Growing Places: healthy and independent lives

Good local services are essential for mental and physical health and wellbeing. To support councils in delivering these, the Government must reverse the £20 million cut to public health grant, invest in prevention and plug the £2.3 billion funding gap for adult social care.


We're calling on the Government to:

  • properly value the benefits of population-level public health expenditure, which tend to be long term, and reverse the £200 million cut to the public health grant and cancel further planned reductions
  • invest properly in prevention and early intervention: a Prevention Transformation Fund worth at least £2 billion annually would enable some double running of new investment in preventative services alongside ‘business as usual’ in the current system, until savings can be realised and reinvested into the system as part of wider local prevention strategies.
  • Close the projected funding gap facing adult social care by 2020.
  • Address the immediate pressures, in particular the pressures on care providers, and put in place measures to stabilise the market.

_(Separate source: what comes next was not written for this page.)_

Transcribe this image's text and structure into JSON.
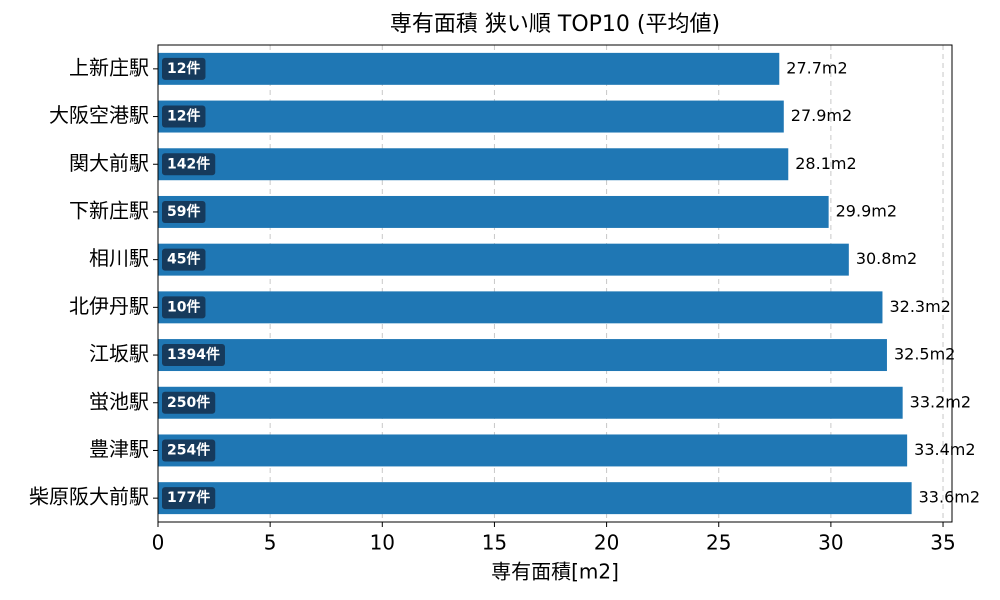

To help toward this the funding announced in the Spring Budget should be put into councils’ baselines so it can be counted on in all future years.
  • Build in funding which manages demographic and inflationary pressures in the long term, for all ages not just older people.
  • Recognise the value of social care as an essential service to support people of all ages, not just as a factor affecting the NHS.
  • Ensure local government plays a leading role in the design of the Green Paper; councils have essential experience of the issues facing adult social care at all levels of the service. We are committed to working with the Government to consider bold measures to share the risk of social care costs equitably between the state and the citizen.
  • Achieve cross party support. Broadly similar proposals have been put forward by various commissions, inquiries and reviews into social care over the last decade or so. These previous solutions have ultimately fallen short because of an absence of political consensus. Local government has a key role to play in informing a workable, long term sustainable solution with cross-party consensus.
  • ensuring our care and health system works for individuals by focusing on their needs, and not the needs of particular organisations or sectors
  • ensuring that all commissioning of health and social care services is locally accountable through HWBs, which could be reconfigured with local agreement to match the footprints of combined authorities or other more strategic bodies where appropriate
  • aligning STPs with HWBs and giving HWBs a legal duty to sign off commissioning plans, including plans for integration
  • enabling all areas to move beyond the BCF and transfer money directly to councils to support adult social care and integration, overseen by HWBs
  • a single outcomes framework for the heath and care system and a system of performance management that is light touch and locally driven, in recognition that local leaders are better placed than national bodies to identify and address unjustifiable variation in safety, quality and outcomes.